In keeping with the philosophy that technology is awesome, but sometimes the most practical solutions don't involve a battery, this project will utilize a falling weight to power a small dynamo that will in turn power LEDs with a sufficient intensity to illuminate a wall sconce appropriate for use as an indoor or outdoor accent light.
A small generator salvaged from a small hand cranked backpacking flashlight.
An off the shelf gearbox used to transfer the energy from a falling weight to the generator
To produce the light to illuminate the wall sconce
To drive the apparatus
Yep, that's right, a fudge-sickle. I need a popsicle stick so must sacrifice my blood sugar for science and consume this fudge-sicke in order to procure the necessary component.
Added a 4" pulley that will act as the drive wheel. I attached this to the 400:1 planetary gear system. This combination should get me pretty close to my target performance. However, after a couple of test spins the high torque involved proved to be a bit too much for the small cotter pin that holds the drive assembly to the central shaft, so need to get myself a new and perhaps sturdier pin before proceeding.

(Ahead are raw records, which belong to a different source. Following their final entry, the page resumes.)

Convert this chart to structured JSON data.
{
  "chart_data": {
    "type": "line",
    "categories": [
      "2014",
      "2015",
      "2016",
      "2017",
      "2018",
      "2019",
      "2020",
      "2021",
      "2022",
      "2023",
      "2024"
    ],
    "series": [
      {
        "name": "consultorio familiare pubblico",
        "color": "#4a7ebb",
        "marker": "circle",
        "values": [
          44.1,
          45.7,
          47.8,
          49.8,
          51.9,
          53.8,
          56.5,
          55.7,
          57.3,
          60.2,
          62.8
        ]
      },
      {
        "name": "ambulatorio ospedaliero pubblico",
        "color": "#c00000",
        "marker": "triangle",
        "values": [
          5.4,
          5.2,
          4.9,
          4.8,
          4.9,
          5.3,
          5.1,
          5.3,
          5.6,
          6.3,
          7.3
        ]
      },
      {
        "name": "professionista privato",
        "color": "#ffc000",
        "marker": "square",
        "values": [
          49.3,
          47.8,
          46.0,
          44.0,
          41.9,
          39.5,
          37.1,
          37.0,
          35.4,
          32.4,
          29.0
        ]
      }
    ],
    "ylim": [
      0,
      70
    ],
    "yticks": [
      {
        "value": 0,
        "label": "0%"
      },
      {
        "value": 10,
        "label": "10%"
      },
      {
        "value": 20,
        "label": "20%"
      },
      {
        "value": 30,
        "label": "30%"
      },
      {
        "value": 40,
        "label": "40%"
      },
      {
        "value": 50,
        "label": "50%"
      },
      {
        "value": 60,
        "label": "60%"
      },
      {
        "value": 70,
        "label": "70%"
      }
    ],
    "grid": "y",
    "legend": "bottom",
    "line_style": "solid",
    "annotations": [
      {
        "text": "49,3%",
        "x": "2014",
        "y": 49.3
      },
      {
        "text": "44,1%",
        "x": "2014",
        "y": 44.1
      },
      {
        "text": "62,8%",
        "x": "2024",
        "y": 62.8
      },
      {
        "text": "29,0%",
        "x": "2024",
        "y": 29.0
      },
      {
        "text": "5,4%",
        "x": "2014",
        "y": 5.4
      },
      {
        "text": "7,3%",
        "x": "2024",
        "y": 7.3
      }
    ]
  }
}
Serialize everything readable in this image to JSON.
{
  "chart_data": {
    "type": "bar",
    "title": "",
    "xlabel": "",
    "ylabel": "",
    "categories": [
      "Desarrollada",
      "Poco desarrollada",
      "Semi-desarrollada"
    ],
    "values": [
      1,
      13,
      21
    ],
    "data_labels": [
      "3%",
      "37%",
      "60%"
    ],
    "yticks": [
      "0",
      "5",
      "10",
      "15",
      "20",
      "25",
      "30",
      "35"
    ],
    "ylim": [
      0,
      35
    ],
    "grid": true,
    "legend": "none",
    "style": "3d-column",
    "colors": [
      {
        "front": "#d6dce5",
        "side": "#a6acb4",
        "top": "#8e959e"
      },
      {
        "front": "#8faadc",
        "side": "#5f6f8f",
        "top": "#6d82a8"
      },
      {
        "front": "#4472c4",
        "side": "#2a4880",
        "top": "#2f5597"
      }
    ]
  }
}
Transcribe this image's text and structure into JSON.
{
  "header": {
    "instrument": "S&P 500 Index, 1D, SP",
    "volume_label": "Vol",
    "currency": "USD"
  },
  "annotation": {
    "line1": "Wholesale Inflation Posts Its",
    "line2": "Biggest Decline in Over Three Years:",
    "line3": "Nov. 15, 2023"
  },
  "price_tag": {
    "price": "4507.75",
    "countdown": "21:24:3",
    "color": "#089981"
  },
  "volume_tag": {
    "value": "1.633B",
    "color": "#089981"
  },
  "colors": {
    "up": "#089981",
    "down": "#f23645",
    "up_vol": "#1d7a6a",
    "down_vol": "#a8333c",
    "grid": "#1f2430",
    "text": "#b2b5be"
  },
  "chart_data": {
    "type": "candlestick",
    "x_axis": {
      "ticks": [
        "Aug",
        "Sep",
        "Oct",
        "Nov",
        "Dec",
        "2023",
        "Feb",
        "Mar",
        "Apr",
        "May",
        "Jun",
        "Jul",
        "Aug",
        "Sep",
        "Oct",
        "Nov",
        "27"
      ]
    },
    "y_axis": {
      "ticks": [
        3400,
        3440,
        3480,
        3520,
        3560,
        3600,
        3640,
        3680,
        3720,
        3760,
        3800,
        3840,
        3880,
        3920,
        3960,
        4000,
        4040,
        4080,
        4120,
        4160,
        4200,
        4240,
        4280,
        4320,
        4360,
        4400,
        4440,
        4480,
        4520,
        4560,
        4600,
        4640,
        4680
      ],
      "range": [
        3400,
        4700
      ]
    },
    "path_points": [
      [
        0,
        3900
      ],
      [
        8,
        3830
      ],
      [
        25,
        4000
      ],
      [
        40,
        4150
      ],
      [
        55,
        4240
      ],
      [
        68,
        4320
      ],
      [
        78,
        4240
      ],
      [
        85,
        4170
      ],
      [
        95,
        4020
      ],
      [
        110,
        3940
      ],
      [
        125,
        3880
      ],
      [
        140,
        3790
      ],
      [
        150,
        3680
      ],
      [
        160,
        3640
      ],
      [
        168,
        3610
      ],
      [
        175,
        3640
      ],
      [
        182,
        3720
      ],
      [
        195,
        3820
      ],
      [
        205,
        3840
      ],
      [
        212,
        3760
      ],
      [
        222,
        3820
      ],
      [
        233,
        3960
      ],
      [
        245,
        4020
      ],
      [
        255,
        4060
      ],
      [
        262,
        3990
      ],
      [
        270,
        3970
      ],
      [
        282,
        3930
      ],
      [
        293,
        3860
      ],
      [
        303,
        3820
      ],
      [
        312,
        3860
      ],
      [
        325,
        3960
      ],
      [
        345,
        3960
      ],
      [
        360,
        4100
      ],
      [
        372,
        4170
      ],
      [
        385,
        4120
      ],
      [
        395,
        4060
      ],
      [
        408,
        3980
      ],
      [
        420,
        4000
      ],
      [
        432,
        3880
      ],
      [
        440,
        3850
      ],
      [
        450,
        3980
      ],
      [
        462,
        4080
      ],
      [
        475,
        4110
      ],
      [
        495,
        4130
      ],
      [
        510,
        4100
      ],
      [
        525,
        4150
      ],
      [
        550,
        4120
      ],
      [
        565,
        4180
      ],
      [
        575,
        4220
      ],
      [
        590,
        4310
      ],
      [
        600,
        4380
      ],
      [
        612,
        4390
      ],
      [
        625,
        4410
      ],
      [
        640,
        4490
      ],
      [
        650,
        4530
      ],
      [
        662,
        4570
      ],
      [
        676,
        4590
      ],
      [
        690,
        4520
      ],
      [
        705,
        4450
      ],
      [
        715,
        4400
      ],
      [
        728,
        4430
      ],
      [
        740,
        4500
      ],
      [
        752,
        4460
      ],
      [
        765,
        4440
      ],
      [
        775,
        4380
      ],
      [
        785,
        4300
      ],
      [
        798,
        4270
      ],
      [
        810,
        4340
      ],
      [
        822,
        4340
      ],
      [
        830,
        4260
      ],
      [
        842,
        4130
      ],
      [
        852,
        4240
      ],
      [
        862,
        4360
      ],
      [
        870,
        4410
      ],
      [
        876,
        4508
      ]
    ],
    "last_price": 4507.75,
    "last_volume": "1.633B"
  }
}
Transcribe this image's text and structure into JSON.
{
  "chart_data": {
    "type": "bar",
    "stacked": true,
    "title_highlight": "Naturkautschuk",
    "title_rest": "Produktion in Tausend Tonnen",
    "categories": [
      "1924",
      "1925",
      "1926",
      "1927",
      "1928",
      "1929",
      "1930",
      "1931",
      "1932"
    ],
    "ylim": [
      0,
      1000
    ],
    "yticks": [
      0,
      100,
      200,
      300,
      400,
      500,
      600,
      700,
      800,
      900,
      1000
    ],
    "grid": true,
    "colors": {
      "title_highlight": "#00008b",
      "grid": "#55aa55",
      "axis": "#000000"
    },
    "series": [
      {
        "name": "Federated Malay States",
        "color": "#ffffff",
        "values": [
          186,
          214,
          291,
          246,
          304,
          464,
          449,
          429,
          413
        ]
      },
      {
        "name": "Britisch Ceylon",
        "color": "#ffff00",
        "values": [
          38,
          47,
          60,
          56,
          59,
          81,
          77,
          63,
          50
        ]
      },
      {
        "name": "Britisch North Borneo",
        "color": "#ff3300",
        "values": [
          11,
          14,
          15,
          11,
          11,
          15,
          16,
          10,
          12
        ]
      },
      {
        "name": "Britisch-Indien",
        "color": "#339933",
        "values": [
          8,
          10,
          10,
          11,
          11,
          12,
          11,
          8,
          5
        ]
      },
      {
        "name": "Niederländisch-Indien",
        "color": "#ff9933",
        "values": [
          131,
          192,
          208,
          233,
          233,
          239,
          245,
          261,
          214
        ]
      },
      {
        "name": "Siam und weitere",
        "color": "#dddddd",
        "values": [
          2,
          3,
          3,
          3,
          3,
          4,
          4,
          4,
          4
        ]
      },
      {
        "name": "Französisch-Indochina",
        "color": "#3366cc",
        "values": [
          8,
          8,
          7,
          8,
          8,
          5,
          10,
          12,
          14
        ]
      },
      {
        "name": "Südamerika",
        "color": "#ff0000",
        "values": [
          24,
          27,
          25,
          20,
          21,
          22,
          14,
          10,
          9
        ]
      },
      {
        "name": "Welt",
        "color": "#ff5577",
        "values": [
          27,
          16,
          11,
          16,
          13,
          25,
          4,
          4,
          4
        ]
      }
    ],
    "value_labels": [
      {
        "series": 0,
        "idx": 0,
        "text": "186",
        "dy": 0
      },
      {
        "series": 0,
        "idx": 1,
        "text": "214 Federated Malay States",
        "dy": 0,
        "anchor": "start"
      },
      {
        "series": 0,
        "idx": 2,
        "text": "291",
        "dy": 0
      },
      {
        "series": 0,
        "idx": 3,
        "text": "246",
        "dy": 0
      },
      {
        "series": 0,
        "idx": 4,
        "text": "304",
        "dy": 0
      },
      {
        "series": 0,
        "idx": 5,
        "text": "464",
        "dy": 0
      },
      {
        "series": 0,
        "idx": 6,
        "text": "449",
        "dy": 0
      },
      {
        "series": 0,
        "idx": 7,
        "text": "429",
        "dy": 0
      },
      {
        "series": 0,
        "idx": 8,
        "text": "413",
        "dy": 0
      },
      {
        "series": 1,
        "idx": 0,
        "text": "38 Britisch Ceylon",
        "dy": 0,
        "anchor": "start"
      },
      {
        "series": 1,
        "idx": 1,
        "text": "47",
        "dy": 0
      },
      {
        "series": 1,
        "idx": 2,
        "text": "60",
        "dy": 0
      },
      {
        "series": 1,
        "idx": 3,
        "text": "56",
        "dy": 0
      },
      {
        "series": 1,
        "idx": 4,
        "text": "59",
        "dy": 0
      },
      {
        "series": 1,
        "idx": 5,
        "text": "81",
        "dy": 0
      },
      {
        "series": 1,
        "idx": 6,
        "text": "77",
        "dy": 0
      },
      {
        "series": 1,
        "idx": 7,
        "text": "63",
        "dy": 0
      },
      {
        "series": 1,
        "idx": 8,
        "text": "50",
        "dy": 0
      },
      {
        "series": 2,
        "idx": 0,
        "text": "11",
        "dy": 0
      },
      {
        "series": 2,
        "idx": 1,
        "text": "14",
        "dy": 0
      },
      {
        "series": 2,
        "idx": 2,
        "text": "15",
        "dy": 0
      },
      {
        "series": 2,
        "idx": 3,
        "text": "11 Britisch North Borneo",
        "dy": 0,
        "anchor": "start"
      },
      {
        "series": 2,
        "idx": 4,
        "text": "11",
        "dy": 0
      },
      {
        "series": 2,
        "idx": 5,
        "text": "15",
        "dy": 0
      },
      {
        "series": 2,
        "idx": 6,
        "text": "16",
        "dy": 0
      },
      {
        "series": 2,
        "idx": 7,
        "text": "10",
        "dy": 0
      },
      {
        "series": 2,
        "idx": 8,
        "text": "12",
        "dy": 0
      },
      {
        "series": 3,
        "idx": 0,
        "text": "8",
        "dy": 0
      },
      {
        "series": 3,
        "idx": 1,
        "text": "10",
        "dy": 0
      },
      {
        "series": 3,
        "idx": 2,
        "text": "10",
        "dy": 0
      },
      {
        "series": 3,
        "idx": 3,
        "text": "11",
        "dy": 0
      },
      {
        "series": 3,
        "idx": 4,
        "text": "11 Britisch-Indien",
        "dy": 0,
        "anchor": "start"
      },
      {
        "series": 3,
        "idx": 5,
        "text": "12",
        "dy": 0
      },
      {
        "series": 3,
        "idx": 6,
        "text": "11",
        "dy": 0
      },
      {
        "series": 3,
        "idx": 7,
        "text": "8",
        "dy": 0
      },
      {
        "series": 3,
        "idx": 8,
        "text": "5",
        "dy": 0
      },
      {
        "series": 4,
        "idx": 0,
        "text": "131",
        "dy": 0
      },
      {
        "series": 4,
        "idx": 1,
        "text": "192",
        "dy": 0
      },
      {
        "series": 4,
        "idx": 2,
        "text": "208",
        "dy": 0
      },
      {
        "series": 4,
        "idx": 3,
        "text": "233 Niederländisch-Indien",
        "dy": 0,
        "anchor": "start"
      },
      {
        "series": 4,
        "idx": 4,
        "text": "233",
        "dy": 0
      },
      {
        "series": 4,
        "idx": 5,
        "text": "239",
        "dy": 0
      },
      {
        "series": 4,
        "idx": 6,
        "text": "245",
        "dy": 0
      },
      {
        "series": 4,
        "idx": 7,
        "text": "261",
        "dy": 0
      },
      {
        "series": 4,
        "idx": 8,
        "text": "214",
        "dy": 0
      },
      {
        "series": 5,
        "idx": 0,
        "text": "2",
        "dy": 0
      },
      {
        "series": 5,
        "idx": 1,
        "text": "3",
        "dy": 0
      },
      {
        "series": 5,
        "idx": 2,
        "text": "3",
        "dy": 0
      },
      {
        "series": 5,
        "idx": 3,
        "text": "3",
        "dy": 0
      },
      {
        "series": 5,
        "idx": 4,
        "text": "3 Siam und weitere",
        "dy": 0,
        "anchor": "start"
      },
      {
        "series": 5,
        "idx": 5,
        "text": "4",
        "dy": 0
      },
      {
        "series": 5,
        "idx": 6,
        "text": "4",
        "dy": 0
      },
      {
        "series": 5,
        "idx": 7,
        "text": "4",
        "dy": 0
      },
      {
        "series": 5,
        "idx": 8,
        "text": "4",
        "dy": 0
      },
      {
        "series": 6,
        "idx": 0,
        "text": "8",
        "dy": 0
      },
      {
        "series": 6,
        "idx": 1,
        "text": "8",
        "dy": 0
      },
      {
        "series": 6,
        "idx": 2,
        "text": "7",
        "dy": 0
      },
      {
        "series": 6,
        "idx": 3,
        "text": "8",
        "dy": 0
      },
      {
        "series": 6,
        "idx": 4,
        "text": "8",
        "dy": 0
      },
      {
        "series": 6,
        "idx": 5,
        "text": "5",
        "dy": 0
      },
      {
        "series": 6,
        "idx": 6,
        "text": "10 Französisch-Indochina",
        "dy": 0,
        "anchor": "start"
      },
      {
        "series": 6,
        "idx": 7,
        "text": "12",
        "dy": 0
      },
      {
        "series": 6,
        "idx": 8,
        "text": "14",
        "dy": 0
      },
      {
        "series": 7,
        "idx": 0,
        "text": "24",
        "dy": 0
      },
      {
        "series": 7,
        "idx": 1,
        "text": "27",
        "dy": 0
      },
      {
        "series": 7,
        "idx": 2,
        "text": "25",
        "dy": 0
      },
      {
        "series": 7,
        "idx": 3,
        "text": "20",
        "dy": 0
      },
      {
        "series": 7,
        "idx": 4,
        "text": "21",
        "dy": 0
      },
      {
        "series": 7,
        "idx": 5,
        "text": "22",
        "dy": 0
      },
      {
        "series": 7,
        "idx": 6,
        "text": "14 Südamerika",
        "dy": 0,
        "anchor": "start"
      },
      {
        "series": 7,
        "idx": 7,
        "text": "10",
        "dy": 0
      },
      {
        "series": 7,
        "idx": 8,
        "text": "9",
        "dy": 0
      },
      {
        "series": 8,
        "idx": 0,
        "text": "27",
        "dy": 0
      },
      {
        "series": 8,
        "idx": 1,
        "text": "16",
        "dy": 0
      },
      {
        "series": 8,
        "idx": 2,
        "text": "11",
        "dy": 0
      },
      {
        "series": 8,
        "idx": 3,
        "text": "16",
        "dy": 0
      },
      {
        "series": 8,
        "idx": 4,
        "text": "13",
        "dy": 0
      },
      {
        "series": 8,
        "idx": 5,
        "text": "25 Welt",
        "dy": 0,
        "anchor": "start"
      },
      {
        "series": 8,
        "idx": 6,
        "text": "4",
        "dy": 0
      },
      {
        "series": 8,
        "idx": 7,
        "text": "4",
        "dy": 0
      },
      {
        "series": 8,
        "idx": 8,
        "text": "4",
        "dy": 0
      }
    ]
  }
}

Spent a little time this morning assembling the planetary gear system. The set consists of 2 4:1 segments and 2 5:1 segments. This allows for ratios ranging from 4:1 all the way up to 400:1. Put the full stack together just to verify functionality. It's pretty apparent that 400:1 is going to be way too much. Next step will be to play with the gear ratios to find the sweet spot.
Ok, got sidetracked for a few days building an ultralight backpacking tent. Way cool project... but that's another story. Finally got by the hobby shop today and scored a nice planetary gearbox set. It sports configurable ratios ranging from 4:1 all the way up to 400:1. So... should be able to find the sweet spot in there somewhere.
So.... 350 grams falling 1 meter will power this puppy for around 6 seconds. We'll err on the side of conservatism and call it 5 seconds to make the math easy. That means that if we raise the height to 2 meters we can expect the time to double to 10 seconds. If the weight is increased to 10 kg with 2 meters of travel distance I should expect somewhere in the neighborhood of 5 minutes of illumination per "charge". Not bad.... not great, but not bad.
Looked at the guts of the hand crank backpacking flashlight and hooked up a drive shaft to do some initial measurements. I was able to use a weight of 350 g with a drop of 1 meter to drive the generator for approximately 6 seconds. This gives me the baseline numbers I need to calculate how much time I should be able to run the wall sconce for using a weight of 10 kg and a drop of around 2 meters.